The Brave March Forward
What is needed is not the audacity of hope, but rather the audacity of leadership. We long for leaders who have the willingness writ large to envision a unified thesis of what the next normal entails and how we will get from here to there, identifying the mile markers along the path and describing what success will look like. The future will be different if we learn the lessons of the past and the present. Right now, we have a glimpse of it in exactly the same way we have the intimation of reality that’s refracted from a disco ball, contingent on where we’re dancing and what Kool-Aid we’ve been imbibing.
The essential problem of envisioning a new future, as Faith Popcorn will tell you, is that you’re almost certainly going to get it wrong. But that doesn’t mean we shouldn’t put a stake in the ground.

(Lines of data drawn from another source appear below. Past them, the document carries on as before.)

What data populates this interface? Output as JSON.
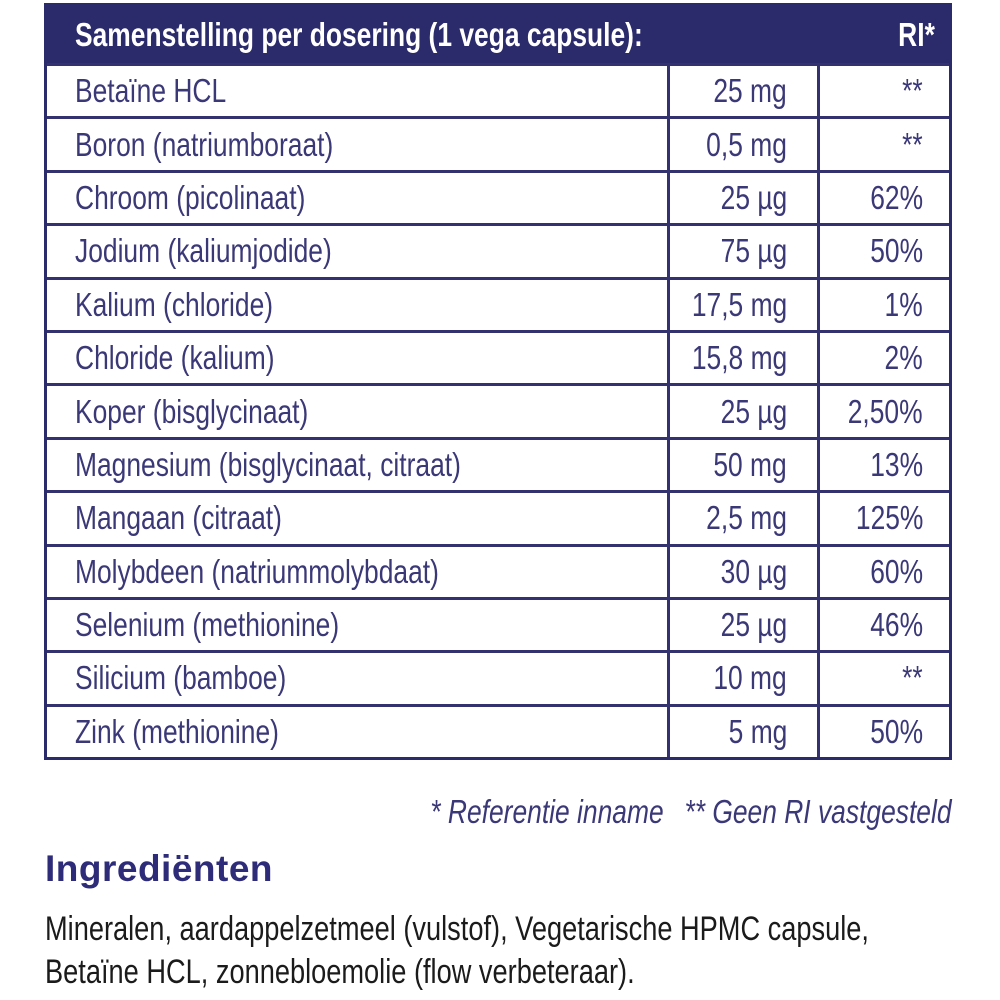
{
  "table": {
    "header": {
      "title": "Samenstelling per dosering (1 vega capsule):",
      "ri_label": "RI*"
    },
    "columns": [
      "ingredient",
      "amount",
      "ri_percent"
    ],
    "rows": [
      {
        "name": "Betaïne HCL",
        "amount": "25 mg",
        "ri": "**"
      },
      {
        "name": "Boron (natriumboraat)",
        "amount": "0,5 mg",
        "ri": "**"
      },
      {
        "name": "Chroom (picolinaat)",
        "amount": "25 µg",
        "ri": "62%"
      },
      {
        "name": "Jodium (kaliumjodide)",
        "amount": "75 µg",
        "ri": "50%"
      },
      {
        "name": "Kalium (chloride)",
        "amount": "17,5 mg",
        "ri": "1%"
      },
      {
        "name": "Chloride (kalium)",
        "amount": "15,8 mg",
        "ri": "2%"
      },
      {
        "name": "Koper (bisglycinaat)",
        "amount": "25 µg",
        "ri": "2,50%"
      },
      {
        "name": "Magnesium (bisglycinaat, citraat)",
        "amount": "50 mg",
        "ri": "13%"
      },
      {
        "name": "Mangaan (citraat)",
        "amount": "2,5 mg",
        "ri": "125%"
      },
      {
        "name": "Molybdeen (natriummolybdaat)",
        "amount": "30 µg",
        "ri": "60%"
      },
      {
        "name": "Selenium (methionine)",
        "amount": "25 µg",
        "ri": "46%"
      },
      {
        "name": "Silicium (bamboe)",
        "amount": "10 mg",
        "ri": "**"
      },
      {
        "name": "Zink (methionine)",
        "amount": "5 mg",
        "ri": "50%"
      }
    ]
  },
  "footnote": {
    "reference": "* Referentie inname",
    "no_ri": "** Geen RI vastgesteld"
  },
  "ingredients": {
    "heading": "Ingrediënten",
    "lines": [
      "Mineralen, aardappelzetmeel (vulstof), Vegetarische HPMC capsule,",
      "Betaïne HCL, zonnebloemolie (flow verbeteraar)."
    ]
  },
  "colors": {
    "header_background": "#2b2a6b",
    "table_border": "#34316f",
    "table_text": "#3b3877",
    "heading_text": "#2e2c78",
    "body_text": "#1b1b1b"
  }
}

Our local leaders have met their deer-in-the-headlights moment and they are now in a transitional moment bridging the past to a still uncertain future. Unwilling to place bets on any forceful, unified course of action. Frightened of the potential cascading effects of unintended outcomes or poll numbers or future career potential. The lamest of lame ducks, willing only to decry the situation and what others have or have not done.
And so, we walk on, through a grim crisis of metaphysical proportions. We walk through the urban landscape, rather than circle the scenic Central Park Reservoir. We imagine a vision for this city: to become the model, the first mover of a new urban community vibrancy. We state the essential objectives:
- A robust small business and entrepreneurial engine, flexible enough to serve a neighborhood and future focused enough to create a national and, dare one say it, global constituency.
- A boundary shifting arts and culture scene that thrills and amazes, demanding to be seen.
- A series of welcoming, affordable neighborhoods, easily reached by clean and efficient mass transit, offering world-class education, recreation and wellness services.
There are more concrete goals than the musings of my wanderings. We hope, springing eternal, that our leaders ponder them, align and state them publicly. Nothing in life happens without an idea and perfect ideas do not spring from Zeus’s head. They need a plan. And plans need to be executed. Imagine above all what it might be like to have a shared vision of a meaningful future, even now in the winter of our discontent.